Short answer: Not along the narrow path.
For those interested in a little more pontification, read on…
‘The Golden Compass’ opens in the UK at the end of the week, to wide interest and some acclaim. Starring among others Nicole Kidman, Daniel Craig, Eva Green and Ian MacKellan, it is set to be a Christmas blockbuster. Based on ‘Northern Lights’ by Phillip Pullman it sets out a fantastical parallel zone in which a young girl takes on and saves the world.
The original book is an imaginative, creative and well-written adventure, which has depth and is thought provoking. As a text it easily out strips the Harry Potter books in terms of its complexity and the references upon which it draws. Pullman is clearly a very capable and intelligent writer, able to weave together many threads of plot and ideas into an easily readable and fascinating story.
I like the books, as maybe you have guessed, but not a lot. I would say that there is a lot to recommend them (see above) and that as texts worthy of study at ‘A’ or even degree level they offer a rich mine of discussion. However I would qualify this by saying that I find that there is a dark soul at the heart of The Dark Materials trilogy. I find that the conclusion to the books brings no hope, just a fantasy that humanity can build something powerful on its own. Yes, there are pockets of people who are capable of that when working together (I think that the Tower of Babel shows this). However society is full of the self-serving and narcissistic - myself included- and I see no hope in a world of which this is a part. This is particularly true of the fantasy world of the books, where I found very few of the characters sympathetic. A republic of heaven full of the arrogance and selfishness they show sounds more like an abyss to me. In addition I find the idea of being dust after death no comfort. I do not want to be what is dumped on a landfill or messed up with the eternal being of others, I want to be me, and am happy to be immortalised as just that.
It is said that Pullman wrote Northern Lights, The Subtle Knife and The Amber Spyglass as a response to the Narnia Chronicles, in order to offer an atheistic fable for children. In the first case I would say that they do not represent a fable so much as a morality tale. There is something very didactic about the writing style of the texts which allows for no views of any worth, and therefore no discussion of the opinions they contain, other than the narrator’s own. Characters who hold different view points are necessarily evil; the church is evil, Mrs Coulter is evil - at the end I felt I had spent 3 rounds being pummelled by Pullman in order to accept his beliefs as true, and there is an arrogance in that. In this sense it is a children’s story, in that it does not give the reader space to think for themselves. In the second case though, it is clearly not a book written for children. Many of the references the book draws on (the enlightenment, Judao-Christian beliefs, etc) would be lost on your average 12 year old.
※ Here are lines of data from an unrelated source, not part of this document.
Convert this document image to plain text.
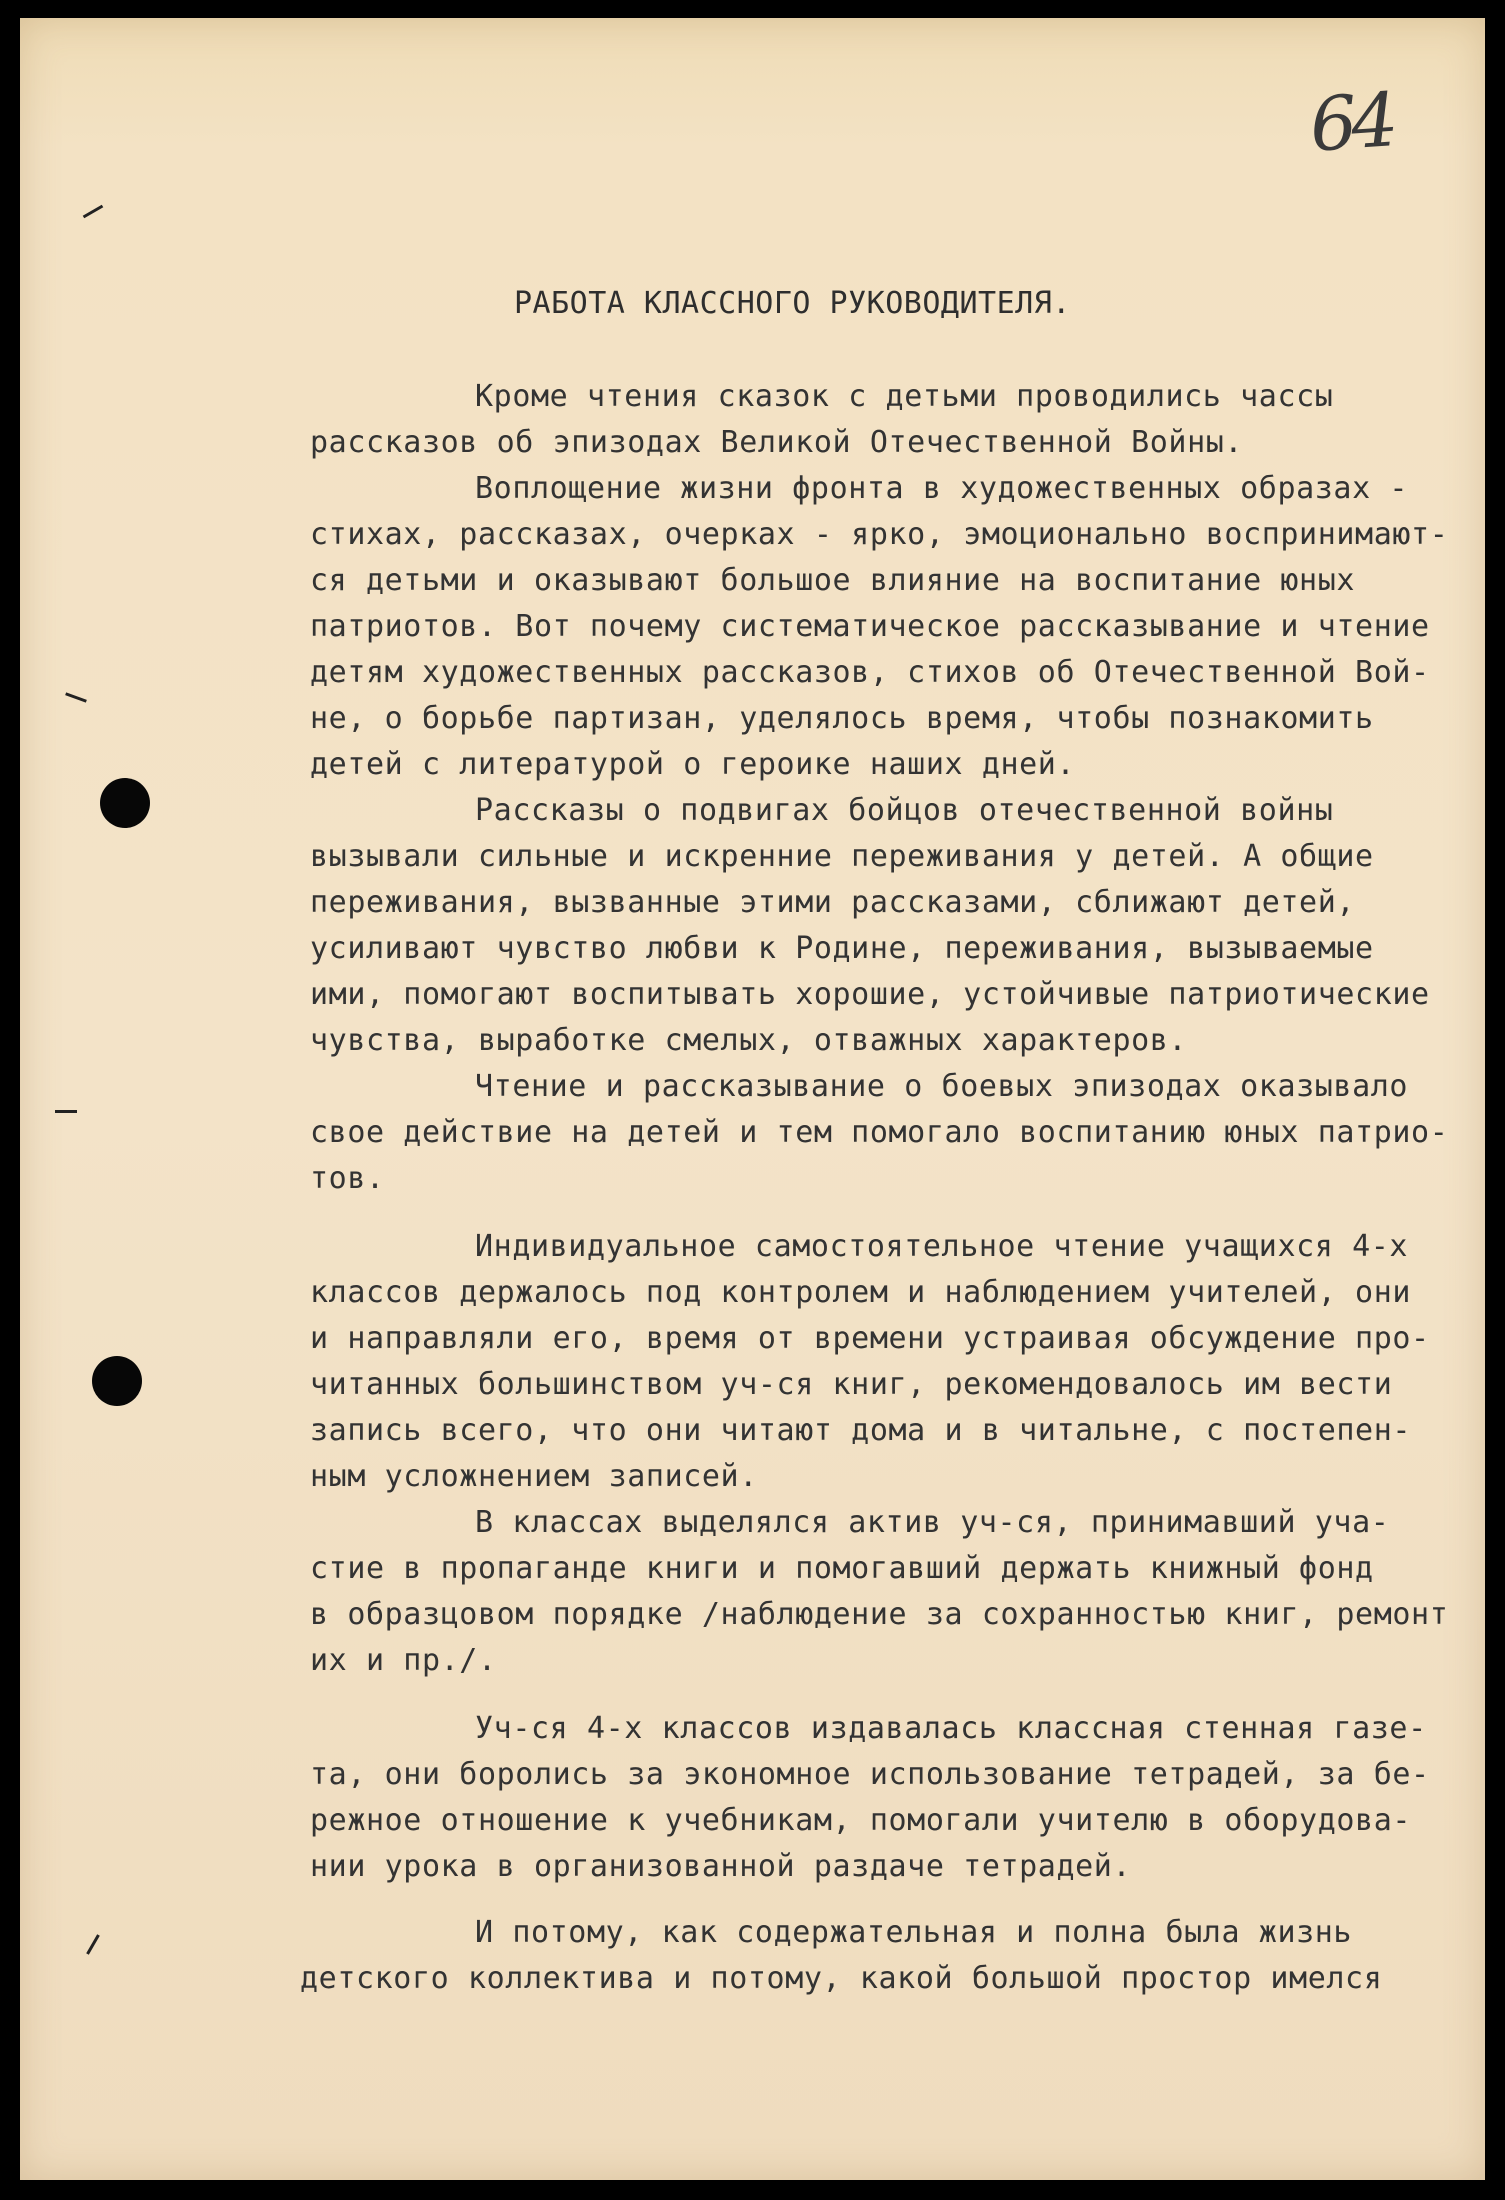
64
РАБОТА КЛАССНОГО РУКОВОДИТЕЛЯ.
Кроме чтения сказок с детьми проводились чассы
рассказов об эпизодах Великой Отечественной Войны.
Воплощение жизни фронта в художественных образах -
стихах, рассказах, очерках - ярко, эмоционально воспринимают-
ся детьми и оказывают большое влияние на воспитание юных
патриотов. Вот почему систематическое рассказывание и чтение
детям художественных рассказов, стихов об Отечественной Вой-
не, о борьбе партизан, уделялось время, чтобы познакомить
детей с литературой о героике наших дней.
Рассказы о подвигах бойцов отечественной войны
вызывали сильные и искренние переживания у детей. А общие
переживания, вызванные этими рассказами, сближают детей,
усиливают чувство любви к Родине, переживания, вызываемые
ими, помогают воспитывать хорошие, устойчивые патриотические
чувства, выработке смелых, отважных характеров.
Чтение и рассказывание о боевых эпизодах оказывало
свое действие на детей и тем помогало воспитанию юных патрио-
тов.
Индивидуальное самостоятельное чтение учащихся 4-х
классов держалось под контролем и наблюдением учителей, они
и направляли его, время от времени устраивая обсуждение про-
читанных большинством уч-ся книг, рекомендовалось им вести
запись всего, что они читают дома и в читальне, с постепен-
ным усложнением записей.
В классах выделялся актив уч-ся, принимавший уча-
стие в пропаганде книги и помогавший держать книжный фонд
в образцовом порядке /наблюдение за сохранностью книг, ремонт
их и пр./.
Уч-ся 4-х классов издавалась классная стенная газе-
та, они боролись за экономное использование тетрадей, за бе-
режное отношение к учебникам, помогали учителю в оборудова-
нии урока в организованной раздаче тетрадей.
И потому, как содержательная и полна была жизнь
детского коллектива и потому, какой большой простор имелся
In addition, a lot of the content of the books portray images that are violent and cause fear or upset, thus making them unsuitable for younger readers. As such I would question Pullman’s motives in writing these books. Maybe he sees Narnia books as a violent and aggressive brainwashing of children (I am sure there is some scope for these views), and if so his books represent an equal an opposite reaction to Narnia. Otherwise he has overstepped his mark - in short he has missed his own point - as whereas the Narnia Chronicles are suitable for junior age readers, I would be unwilling to give the Dark Materials trilogy to anyone under KS4 age.
In answer to my own question then, the compass not so much points away from the God of the Bible, but drags the readers there whether that is where they choose to be or not. There is no redemption in the books, just rebuilding using the same old materials.
As such, be wise. Read the books yourself, disagree with me if you wish, but decide what you make of them before you give them to a child to decipher. And be prepared to discuss and explain the information therein.
One final, unmissable, irony which Pullman above all others must be aware of: he is The Authority in his own created world. Without a god his world ceases to exist. And the dark soul at the dark heart is his too.